On the sums $\sum_{i=1}^{n} \sum_{j=0}^{m-1} \dfrac{a_j}{mi-j}$ as $n \to \infty$ This was inspired by
Evaluating $\sum_{k=0}^\infty \left(\frac{1}{5k+1} - \frac{1}{5k+2} - \frac{1}{5k+3} + \frac{1}{5k+4} \right)$
Let $s(n)
=\sum_{i=1}^{n} \sum_{j=0}^{m-1} \dfrac{a_j}{mi-j}
$
and
$A
= \sum_{j=0}^{m-1} a_j
$.
(1) 
Show that
$\big|s(n)-\dfrac{A\ln n}{m}\big|
$
is bounded
as $n \to \infty$ so that
$\lim_{n \to \infty} s(n)$
exists if and only if
$A = 0$.
(2)
Show that
$\lim_{n \to \infty} 
\big|s(n)-\dfrac{A\ln n}{m}\big|
$
exists.
(3)
Give a closed form for
$\lim_{n \to \infty} 
\big|s(n)-\dfrac{A\ln n}{m}\big|
$.
I have shown (1)
but not (2) or (3).
 A: I try to respond to all three issues at once.
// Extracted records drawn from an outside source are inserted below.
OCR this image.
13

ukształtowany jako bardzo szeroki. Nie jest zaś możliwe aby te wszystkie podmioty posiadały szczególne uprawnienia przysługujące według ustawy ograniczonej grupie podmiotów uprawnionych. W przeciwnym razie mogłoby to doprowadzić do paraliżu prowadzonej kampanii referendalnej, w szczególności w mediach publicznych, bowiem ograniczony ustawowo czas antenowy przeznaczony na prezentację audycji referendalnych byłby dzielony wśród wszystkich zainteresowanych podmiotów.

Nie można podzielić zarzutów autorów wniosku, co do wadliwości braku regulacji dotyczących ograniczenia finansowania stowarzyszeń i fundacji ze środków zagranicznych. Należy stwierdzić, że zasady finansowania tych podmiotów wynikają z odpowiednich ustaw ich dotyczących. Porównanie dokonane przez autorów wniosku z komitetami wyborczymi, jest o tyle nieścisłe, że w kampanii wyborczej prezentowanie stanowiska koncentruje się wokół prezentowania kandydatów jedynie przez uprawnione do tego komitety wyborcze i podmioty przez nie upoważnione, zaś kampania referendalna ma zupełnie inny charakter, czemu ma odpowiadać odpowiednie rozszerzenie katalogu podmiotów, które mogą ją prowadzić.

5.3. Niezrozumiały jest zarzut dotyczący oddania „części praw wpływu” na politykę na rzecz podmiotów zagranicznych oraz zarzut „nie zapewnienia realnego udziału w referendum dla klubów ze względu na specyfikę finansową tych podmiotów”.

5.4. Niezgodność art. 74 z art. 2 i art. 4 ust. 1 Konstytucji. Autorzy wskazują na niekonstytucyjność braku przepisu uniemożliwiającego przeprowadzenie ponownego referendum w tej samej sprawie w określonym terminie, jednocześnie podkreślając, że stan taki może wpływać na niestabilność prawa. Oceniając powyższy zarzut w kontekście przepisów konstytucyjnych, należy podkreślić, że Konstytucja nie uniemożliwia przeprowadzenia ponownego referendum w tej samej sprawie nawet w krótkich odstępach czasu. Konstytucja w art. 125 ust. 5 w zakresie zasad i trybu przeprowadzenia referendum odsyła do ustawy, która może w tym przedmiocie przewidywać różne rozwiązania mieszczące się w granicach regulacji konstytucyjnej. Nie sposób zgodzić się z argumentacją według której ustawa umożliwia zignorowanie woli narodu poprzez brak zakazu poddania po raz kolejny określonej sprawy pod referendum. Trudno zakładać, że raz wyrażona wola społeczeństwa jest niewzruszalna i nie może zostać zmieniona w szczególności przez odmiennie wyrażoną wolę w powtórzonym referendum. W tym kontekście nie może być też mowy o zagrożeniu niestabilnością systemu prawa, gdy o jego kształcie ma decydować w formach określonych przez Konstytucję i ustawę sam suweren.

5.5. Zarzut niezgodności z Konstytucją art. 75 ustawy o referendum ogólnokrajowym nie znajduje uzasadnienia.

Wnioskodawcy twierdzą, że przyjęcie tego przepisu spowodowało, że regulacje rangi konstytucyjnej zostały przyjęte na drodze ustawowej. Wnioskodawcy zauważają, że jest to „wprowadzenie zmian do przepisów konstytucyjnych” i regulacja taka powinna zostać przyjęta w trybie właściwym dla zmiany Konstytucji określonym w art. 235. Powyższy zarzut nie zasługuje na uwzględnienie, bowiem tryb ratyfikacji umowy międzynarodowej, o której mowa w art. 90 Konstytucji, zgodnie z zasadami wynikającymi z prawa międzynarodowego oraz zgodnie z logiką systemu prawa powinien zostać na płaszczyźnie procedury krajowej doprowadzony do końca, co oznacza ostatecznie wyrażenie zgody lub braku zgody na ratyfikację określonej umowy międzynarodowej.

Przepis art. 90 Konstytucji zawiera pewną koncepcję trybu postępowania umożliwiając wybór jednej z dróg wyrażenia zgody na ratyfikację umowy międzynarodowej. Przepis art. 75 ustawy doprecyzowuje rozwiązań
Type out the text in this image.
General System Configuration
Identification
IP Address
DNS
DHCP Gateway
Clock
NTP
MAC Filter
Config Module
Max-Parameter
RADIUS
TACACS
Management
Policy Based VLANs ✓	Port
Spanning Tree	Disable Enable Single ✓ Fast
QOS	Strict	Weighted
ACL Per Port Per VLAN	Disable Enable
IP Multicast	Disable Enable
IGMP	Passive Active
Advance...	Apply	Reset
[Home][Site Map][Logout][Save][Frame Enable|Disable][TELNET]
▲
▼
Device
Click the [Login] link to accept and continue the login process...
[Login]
I admit that my method might lack some rigour.
Define
$$s=\sum _{i=1}^n \left(\sum _{j=0}^{m-1} \frac{a_j}{i\; m-j}\right)$$
$$A=\sum _{j=0}^{m-1} a_j$$
$$B=\sum _{j=0}^{m-1} j \;a_j$$
Expanding the summand of the s-sum for $i\to \infty$ up to the order $\frac{1}{i^2}$ we have
$$\frac{a_j}{i\; m-j}=\frac{1}{i\; m}\frac{a_j}{1-\frac{j}{i\; m}} \simeq \frac{a_j}{i\; m}+ \frac{j\; a_j}{(i\; m)^2}$$
Doing the j-sum gives for $s$
$$s\to \sum _{i=1}^{\infty } \left(\frac{A}{i\, m}+\frac{B}{(i\, m)^2}\right)$$
The sum over $i$ of the first term is obviously divergent unless $A = 0$. 
EDIT 14.12.17
In order to determine the sum in a general form we use contour integration similar to http://algo.inria.fr/flajolet/Publications/FlSa98.pdf. 
We find, using the harmonic number $H(-i)$ as the kernel to produce the series starting at $i=1$, that $s$ is the negative sum of the residues at the poles of the summand giving
$$s=- \sum _{j=1}^{m-1} \frac{a_j}{m} H(-\frac{j}{m})\tag{1}$$
Notice that $a_0$ does not appear because of the condition $A=0$.
I have checked (1) with the example of Evaluating $\sum_{k=0}^\infty \left(\frac{1}{5k+1} - \frac{1}{5k+2} - \frac{1}{5k+3} + \frac{1}{5k+4} \right)$